Simpson's bias or Simpson’s Paradox is a statistical paradox first described by Edward H. Simpson (image above) in a 1951 paper titled “The Interpretation of Interaction in Contingency Tables.” This paradox may arise when making a decision either based on the global statistic over a set of numbers or using the same statistic over subsets of the numbers. The paradox is that the decision based on the global statistic is the opposite of the decision based on the statistic using subsets.

A classic case of Simpson’s Paradox is the Gerrymandering of voters by selectively redistricting to create a specific outcome. We will explain this with an example.

Consider the figure above which shows 50 voting districts. A red color represents voters who vote one way and blue who vote the opposite way. The group of 50 districts are to have five representatives based on division into five constituencies with one representative from each.

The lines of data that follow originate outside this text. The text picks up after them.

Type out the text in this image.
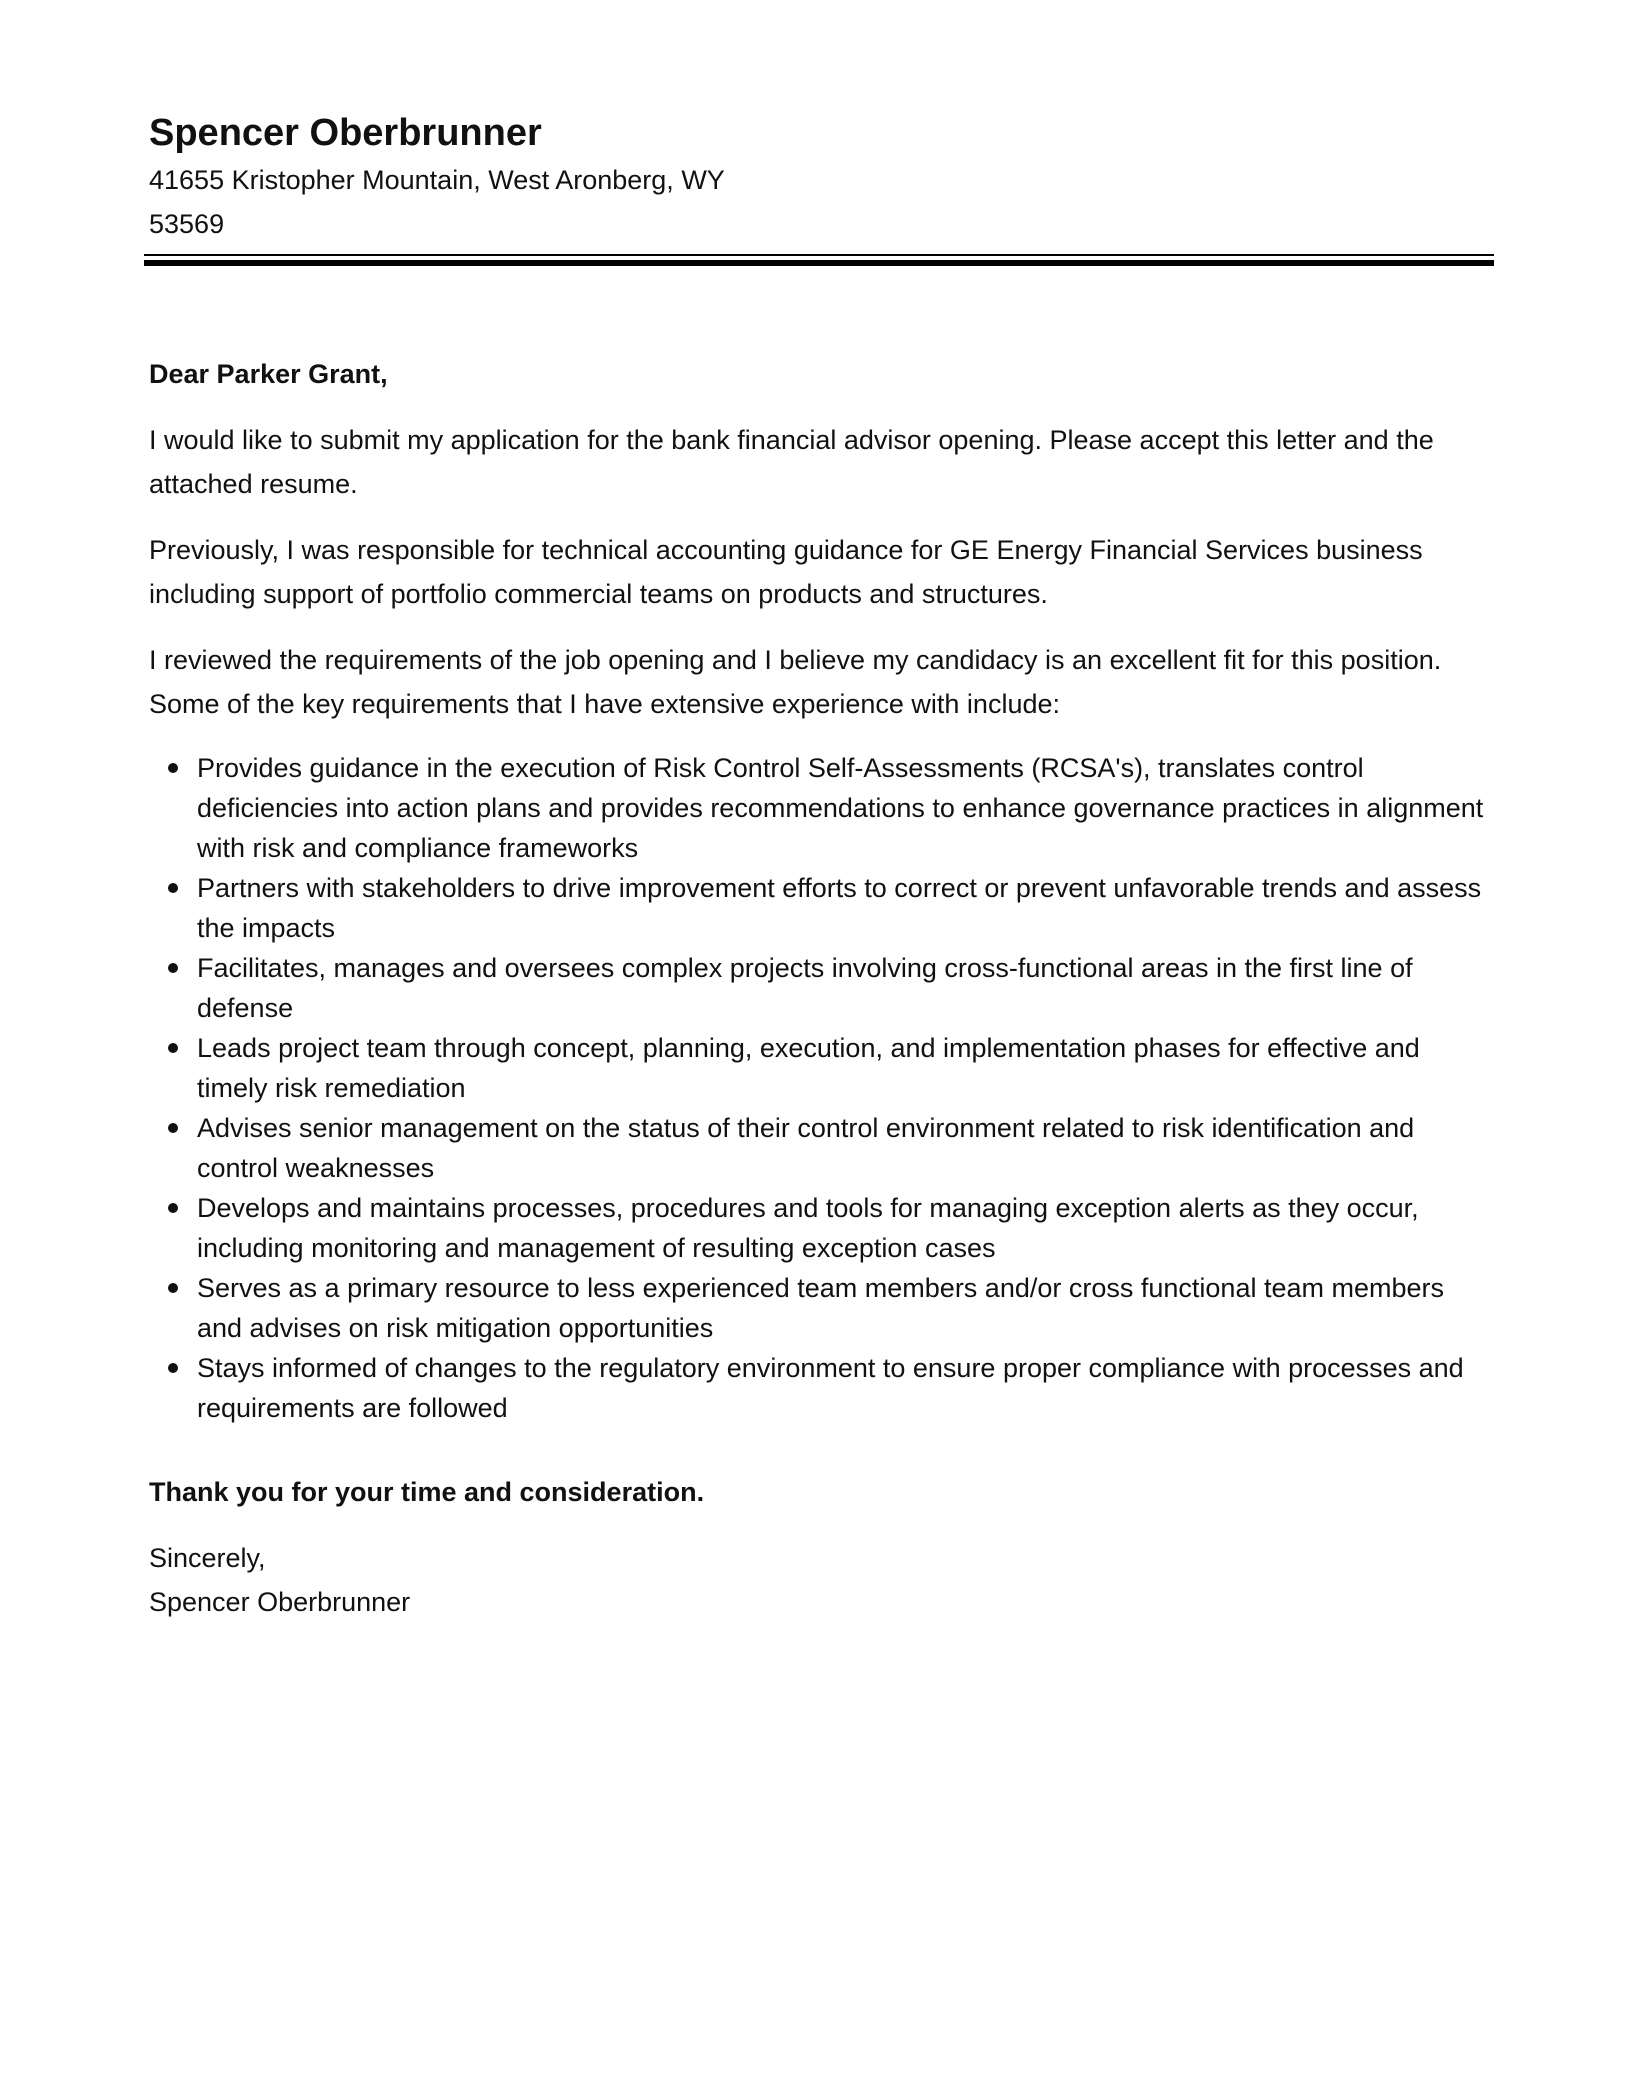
Spencer Oberbrunner

41655 Kristopher Mountain, West Aronberg, WY 53569

Dear Parker Grant,

I would like to submit my application for the bank financial advisor opening. Please accept this letter and the attached resume.

Previously, I was responsible for technical accounting guidance for GE Energy Financial Services business including support of portfolio commercial teams on products and structures.

I reviewed the requirements of the job opening and I believe my candidacy is an excellent fit for this position. Some of the key requirements that I have extensive experience with include:

Provides guidance in the execution of Risk Control Self-Assessments (RCSA's), translates control deficiencies into action plans and provides recommendations to enhance governance practices in alignment with risk and compliance frameworks
Partners with stakeholders to drive improvement efforts to correct or prevent unfavorable trends and assess the impacts
Facilitates, manages and oversees complex projects involving cross-functional areas in the first line of defense
Leads project team through concept, planning, execution, and implementation phases for effective and timely risk remediation
Advises senior management on the status of their control environment related to risk identification and control weaknesses
Develops and maintains processes, procedures and tools for managing exception alerts as they occur, including monitoring and management of resulting exception cases
Serves as a primary resource to less experienced team members and/or cross functional team members and advises on risk mitigation opportunities
Stays informed of changes to the regulatory environment to ensure proper compliance with processes and requirements are followed

Thank you for your time and consideration.

Sincerely,

Spencer Oberbrunner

A fair voting system would award three representatives to the blue districts and two to the red districts.

The figure above shows one possible fair division. However, it is also possible to group the districts into sets which would award all five to blue and none to red or the other way around.

This is shown in the two figures above and can be called the “Tyranny of the Majority” or the “Tyranny of the Minority.” These unfair ways of grouping illustrate Simpson’s paradox because the result is the opposite of what would be the outcome with representatives assigned based on the global voter distribution.